Misguided FTC blogging guidelines
Karen Anderson recently blogged about the FTC’s plans to draft new rules that allow them to go after bloggers for false claims and conflicts of interest. These plans have been in the works for months, but widespread awareness and concern seems to have only blossomed in the last few weeks, leaving little time for action before the guidelines take effect in July. This is unfortunate, because these guidelines are a bad idea.
We have several objections to new guidelines specifically targeting blogs and bloggers:
- Laws and regulations related to fraud already exist. If an author is not committing outright fraud, what crime are they committing that needs to be regulated?
- Neither compensation nor perceived conflict of interest cause false claims to be written or fraud to be committed, and there are examples where these offenses occur without any compensation or conflict of interest.
- Web users also shop at grocery stores, read magazines, and talk to friends. The store clerks, article authors, and friendly acquaintances don’t have their qualifications and objectivity vetted by the FTC. We call this personal responsibility.

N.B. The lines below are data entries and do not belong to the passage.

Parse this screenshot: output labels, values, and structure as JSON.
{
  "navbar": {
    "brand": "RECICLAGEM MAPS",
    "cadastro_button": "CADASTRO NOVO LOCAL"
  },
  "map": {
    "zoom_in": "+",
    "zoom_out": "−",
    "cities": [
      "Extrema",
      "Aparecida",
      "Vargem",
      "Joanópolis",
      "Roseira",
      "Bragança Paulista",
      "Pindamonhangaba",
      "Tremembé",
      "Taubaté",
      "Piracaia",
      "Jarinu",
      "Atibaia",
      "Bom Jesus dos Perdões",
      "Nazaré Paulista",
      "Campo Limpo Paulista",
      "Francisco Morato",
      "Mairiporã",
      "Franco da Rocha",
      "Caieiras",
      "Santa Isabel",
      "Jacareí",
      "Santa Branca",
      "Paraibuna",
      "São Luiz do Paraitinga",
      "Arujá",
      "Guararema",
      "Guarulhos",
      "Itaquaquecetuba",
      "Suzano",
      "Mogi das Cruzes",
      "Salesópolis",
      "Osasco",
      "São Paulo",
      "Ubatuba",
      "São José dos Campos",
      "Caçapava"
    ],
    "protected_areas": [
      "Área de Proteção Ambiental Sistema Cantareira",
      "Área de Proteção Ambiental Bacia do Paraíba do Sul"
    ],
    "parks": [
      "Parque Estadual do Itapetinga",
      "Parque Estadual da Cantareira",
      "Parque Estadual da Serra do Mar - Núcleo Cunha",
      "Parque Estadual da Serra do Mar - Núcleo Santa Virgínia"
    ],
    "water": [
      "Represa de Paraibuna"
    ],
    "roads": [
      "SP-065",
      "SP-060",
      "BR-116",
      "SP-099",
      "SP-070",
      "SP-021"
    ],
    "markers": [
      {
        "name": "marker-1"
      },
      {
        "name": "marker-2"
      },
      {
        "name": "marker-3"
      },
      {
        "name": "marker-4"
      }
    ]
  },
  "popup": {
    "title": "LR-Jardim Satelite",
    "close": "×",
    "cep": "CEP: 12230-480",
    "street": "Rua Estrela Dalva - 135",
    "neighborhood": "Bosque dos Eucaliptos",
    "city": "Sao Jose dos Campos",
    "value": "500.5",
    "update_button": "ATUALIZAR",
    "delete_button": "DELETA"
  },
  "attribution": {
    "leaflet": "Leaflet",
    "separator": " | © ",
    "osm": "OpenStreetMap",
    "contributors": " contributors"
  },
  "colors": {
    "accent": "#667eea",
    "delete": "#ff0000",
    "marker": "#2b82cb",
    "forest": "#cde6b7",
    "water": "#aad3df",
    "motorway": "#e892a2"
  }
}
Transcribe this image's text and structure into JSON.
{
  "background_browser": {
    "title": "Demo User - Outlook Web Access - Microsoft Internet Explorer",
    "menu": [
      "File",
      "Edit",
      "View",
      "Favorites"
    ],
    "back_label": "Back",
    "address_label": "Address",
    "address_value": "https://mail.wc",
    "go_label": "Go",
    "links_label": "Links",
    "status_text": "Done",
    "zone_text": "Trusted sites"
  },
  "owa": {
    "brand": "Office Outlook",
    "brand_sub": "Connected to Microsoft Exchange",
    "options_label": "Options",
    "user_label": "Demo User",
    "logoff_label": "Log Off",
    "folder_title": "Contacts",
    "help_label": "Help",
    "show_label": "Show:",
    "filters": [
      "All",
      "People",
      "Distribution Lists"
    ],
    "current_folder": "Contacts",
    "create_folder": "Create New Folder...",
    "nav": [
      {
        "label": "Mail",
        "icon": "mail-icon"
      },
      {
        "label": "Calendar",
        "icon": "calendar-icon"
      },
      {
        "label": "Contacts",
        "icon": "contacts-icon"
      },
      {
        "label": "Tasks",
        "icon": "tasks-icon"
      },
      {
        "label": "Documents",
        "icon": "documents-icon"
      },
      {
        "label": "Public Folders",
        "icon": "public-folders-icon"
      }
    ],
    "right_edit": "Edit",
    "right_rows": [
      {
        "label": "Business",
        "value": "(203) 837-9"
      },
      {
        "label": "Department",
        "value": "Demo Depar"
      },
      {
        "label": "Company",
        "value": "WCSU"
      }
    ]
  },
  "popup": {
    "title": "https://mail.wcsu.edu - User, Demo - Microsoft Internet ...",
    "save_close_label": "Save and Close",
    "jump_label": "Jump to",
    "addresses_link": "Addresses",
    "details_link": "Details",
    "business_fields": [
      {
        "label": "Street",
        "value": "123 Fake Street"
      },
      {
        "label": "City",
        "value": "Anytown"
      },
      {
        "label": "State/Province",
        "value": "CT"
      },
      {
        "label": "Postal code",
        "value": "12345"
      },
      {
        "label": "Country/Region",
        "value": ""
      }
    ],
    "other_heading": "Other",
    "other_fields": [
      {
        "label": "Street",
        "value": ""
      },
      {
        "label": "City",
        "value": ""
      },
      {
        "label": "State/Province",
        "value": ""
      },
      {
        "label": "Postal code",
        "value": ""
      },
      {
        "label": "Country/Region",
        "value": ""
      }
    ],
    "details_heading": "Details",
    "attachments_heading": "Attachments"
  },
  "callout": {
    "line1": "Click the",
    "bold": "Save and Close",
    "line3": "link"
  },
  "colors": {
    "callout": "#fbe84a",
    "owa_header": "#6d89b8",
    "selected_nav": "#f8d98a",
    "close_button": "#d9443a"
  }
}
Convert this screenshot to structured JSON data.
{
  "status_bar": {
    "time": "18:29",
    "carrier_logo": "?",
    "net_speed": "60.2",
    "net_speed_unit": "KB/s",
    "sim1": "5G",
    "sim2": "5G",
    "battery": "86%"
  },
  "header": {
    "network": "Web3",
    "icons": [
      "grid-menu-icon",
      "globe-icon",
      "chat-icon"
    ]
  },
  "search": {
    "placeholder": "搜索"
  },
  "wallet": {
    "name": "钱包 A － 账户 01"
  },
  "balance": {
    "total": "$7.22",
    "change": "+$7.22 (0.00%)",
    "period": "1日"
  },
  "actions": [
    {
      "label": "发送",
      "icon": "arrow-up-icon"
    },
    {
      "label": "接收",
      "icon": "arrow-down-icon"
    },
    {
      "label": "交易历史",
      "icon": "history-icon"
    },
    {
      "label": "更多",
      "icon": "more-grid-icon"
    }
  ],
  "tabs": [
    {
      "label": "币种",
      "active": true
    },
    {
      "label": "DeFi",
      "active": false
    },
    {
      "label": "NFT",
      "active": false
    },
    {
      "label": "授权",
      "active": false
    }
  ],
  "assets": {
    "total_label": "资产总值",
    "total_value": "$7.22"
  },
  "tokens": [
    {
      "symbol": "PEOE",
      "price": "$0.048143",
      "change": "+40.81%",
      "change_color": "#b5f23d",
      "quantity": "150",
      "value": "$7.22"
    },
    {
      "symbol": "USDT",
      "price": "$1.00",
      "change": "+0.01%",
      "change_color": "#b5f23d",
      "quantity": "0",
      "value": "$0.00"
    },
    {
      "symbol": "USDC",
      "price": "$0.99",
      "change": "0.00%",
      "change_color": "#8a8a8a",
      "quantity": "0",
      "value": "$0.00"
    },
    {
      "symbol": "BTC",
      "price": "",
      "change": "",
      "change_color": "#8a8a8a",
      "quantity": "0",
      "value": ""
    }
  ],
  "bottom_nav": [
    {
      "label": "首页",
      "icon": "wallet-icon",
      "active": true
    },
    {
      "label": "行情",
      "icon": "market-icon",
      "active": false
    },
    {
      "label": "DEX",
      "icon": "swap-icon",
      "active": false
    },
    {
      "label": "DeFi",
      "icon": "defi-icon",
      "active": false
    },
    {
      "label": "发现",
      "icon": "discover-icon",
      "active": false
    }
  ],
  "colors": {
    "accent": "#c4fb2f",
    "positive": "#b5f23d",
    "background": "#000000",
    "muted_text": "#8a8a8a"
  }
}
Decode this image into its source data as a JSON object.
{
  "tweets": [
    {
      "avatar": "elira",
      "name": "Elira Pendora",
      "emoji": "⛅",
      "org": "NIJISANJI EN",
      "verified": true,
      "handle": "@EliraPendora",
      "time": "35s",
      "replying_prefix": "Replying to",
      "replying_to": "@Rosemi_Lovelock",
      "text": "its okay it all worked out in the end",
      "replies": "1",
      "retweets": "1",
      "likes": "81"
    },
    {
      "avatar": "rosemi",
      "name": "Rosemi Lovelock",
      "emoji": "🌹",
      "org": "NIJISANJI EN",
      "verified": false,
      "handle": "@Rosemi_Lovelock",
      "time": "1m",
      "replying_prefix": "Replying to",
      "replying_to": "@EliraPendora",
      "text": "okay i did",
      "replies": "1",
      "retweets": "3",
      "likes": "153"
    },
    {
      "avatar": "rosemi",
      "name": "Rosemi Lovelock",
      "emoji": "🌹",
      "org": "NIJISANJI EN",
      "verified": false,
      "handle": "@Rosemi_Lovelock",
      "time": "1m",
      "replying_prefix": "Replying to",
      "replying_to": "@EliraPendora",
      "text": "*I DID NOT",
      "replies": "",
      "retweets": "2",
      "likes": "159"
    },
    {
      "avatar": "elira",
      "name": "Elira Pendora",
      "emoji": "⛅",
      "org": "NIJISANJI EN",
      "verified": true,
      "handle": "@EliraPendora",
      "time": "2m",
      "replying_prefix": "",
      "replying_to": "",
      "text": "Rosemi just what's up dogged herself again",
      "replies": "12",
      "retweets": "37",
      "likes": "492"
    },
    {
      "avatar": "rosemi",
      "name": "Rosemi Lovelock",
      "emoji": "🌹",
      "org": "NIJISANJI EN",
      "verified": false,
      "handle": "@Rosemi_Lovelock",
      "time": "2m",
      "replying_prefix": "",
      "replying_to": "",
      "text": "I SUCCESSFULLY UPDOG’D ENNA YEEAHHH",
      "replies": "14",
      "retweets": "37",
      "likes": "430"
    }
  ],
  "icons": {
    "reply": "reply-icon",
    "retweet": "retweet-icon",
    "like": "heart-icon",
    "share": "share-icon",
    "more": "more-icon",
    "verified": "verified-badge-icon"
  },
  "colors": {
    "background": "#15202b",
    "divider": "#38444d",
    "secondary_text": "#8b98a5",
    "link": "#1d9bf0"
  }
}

- Blogs (and social media more generally) are largely and quite effectively self-policing. Bloggers that are “called out” for questionable information and relationships can very quickly be buried by negative reviews from others and thus lose the audience for which they exist. This can happen very, very quickly. To see examples, simply search on Google for a brand name that has a history of questionable customer opinion, and you’ll very often find that some of the top search results are negative reviews or even entire sites dedicated to lambasting that brand.
- The web, and particularly blogs, would be treated differently from other forms of media. For example, there is no law that says a book about computers and written by a Dell employee can’t favor Dell computers.
- The term “blogger” is very difficult to define. Does it apply to someone who writes product reviews on Yelp or Amazon? Are Twitter and Facebook users bloggers under these guidelines? There isn’t a consistently meaningful boundary between “blogs” and “not-blogs,” certainly nothing that won’t be rendered useless by unanticipated on-line developments. There really are no useful, future-proof definitions of a subset of web content.
- Assuming we could come up with a useful definition of the content at issue, we still have problems differentiating between offenders and non-offenders based upon the relationship between authors and site owners. For instance, if someone like Amazon hires subcontractors to write product descriptions, do the new guidelines require disclosure? What if that contractor also has a personal or business blog where they talk about Amazon or those products? What about ghostwriting or co-authorship?
The web is a profoundly empowering medium because of the freedom and ease with which people can find and share information with anyone. This freedom is fundamental to the web’s success and value. Regulating online content runs counter to the principles of the web, and it stifles the very freedom that makes the web what it is.